UNITED STATES DISTRICT COURT SOUTHERN DISTRICT OF NEW YORK
Aug 3, 2015
15-CV-2080 (VEC) (S.D.N.Y. Aug. 3, 2015)

Summary

granting a motion to compel arbitration where the opposing party did not challenge a delegation provision that "plainly encompass[ed]" his claim

Summary of this case from Moise v. Family Dollar Stores of N.Y., Inc.

Opinion

15-CV-2080 (VEC)

08-03-2015

LUC JEAN PHILIPPE, Plaintiff, v. RED LOBSTER RESTAURANTS LLC, DARDEN CORPORATION, EDWARD BERMUDEZ, MAITE ACOSTA, and MICHAEL ABRAMS, Defendants.

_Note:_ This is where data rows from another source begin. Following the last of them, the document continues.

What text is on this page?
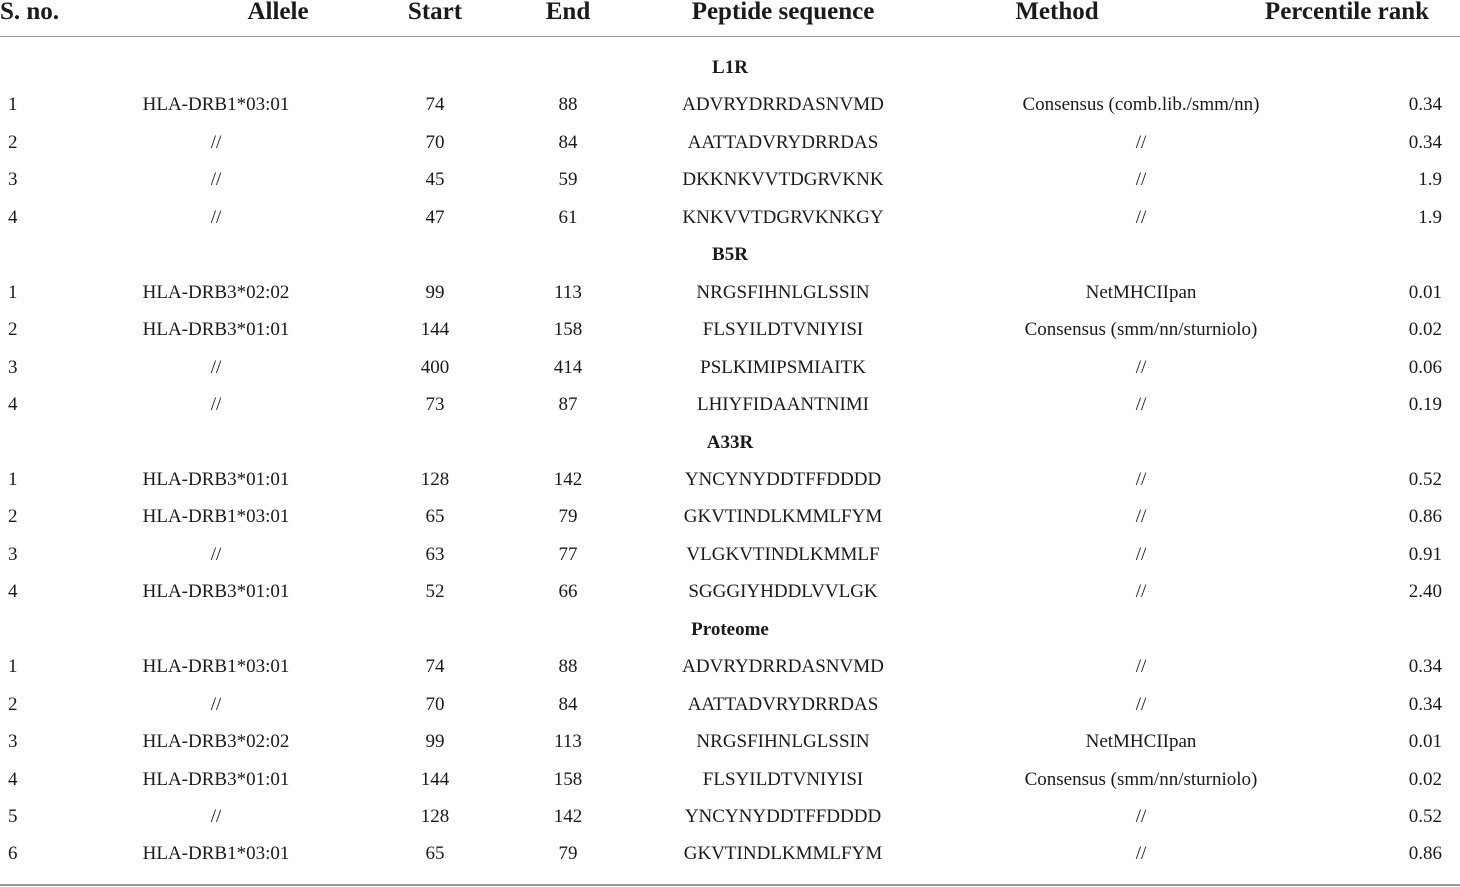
S. no.	Allele	Start	End	Peptide sequence	Method	Percentile rank
L1R
1	HLA-DRB1*03:01	74	88	ADVRYDRRDASNVMD	Consensus (comb.lib./smm/nn)	0.34
2	//	70	84	AATTADVRYDRRDAS	//	0.34
3	//	45	59	DKKNKVVTDGRVKNK	//	1.9
4	//	47	61	KNKVVTDGRVKNKGY	//	1.9
B5R
1	HLA-DRB3*02:02	99	113	NRGSFIHNLGLSSIN	NetMHCIIpan	0.01
2	HLA-DRB3*01:01	144	158	FLSYILDTVNIYISI	Consensus (smm/nn/sturniolo)	0.02
3	//	400	414	PSLKIMIPSMIAITK	//	0.06
4	//	73	87	LHIYFIDAANTNIMI	//	0.19
A33R
1	HLA-DRB3*01:01	128	142	YNCYNYDDTFFDDDD	//	0.52
2	HLA-DRB1*03:01	65	79	GKVTINDLKMMLFYM	//	0.86
3	//	63	77	VLGKVTINDLKMMLF	//	0.91
4	HLA-DRB3*01:01	52	66	SGGGIYHDDLVVLGK	//	2.40
Proteome
1	HLA-DRB1*03:01	74	88	ADVRYDRRDASNVMD	//	0.34
2	//	70	84	AATTADVRYDRRDAS	//	0.34
3	HLA-DRB3*02:02	99	113	NRGSFIHNLGLSSIN	NetMHCIIpan	0.01
4	HLA-DRB3*01:01	144	158	FLSYILDTVNIYISI	Consensus (smm/nn/sturniolo)	0.02
5	//	128	142	YNCYNYDDTFFDDDD	//	0.52
6	HLA-DRB1*03:01	65	79	GKVTINDLKMMLFYM	//	0.86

MEMORANDUM OPINION & ORDER

:

Plaintiff Luc Jean Philippe (referred to at times in the record as Luc Jean-Philippe) brings this action against his former employer and several of his former supervisors, alleging discrimination on the basis of his race and ethnicity in violation of Title VII of the Civil Rights Act of 1964, 42 U.S.C. § 2000e et seq.; employment discrimination in violation of the New York State Human Rights Law ("NYSHRL"), N.Y. Exec. Law § 290 et seq; and breach of contract. Second Am. Compl. ("SAC"). Defendants Red Lobster Restaurants LLC and Edward Bermudez (collectively, the "Red Lobster Defendants") move to compel arbitration. Defendants Darden Corporation, Maite Acosta, and Michael Abrams have not yet been served. For the following reasons, the Red Lobster Defendants' motion is GRANTED and the case is STAYED. The Red Lobster Defendants' motion for attorneys' fees is DENIED.

BACKGROUND

Philippe, a black Haitian, began working at a Red Lobster restaurant as a busboy in 2004. SAC ¶¶ 9, 11. He seeks damages based on Defendants' hostile work environment, their failure to promote him, and their breach of contract - to wit, their failure to adhere to their own dispute resolution procedure ("DRP"). Id. ¶¶ 113-18. He alleges that his bosses regularly referred to him as "hood" and called him derogatory names, made false accusations against him, and ultimately terminated him. Id. ¶¶ 17-18, 33, 70, 84. He further alleges that his efforts to report his bosses' discriminatory activity led to retaliation. Id. ¶¶ 52-54, 67, 82, 89.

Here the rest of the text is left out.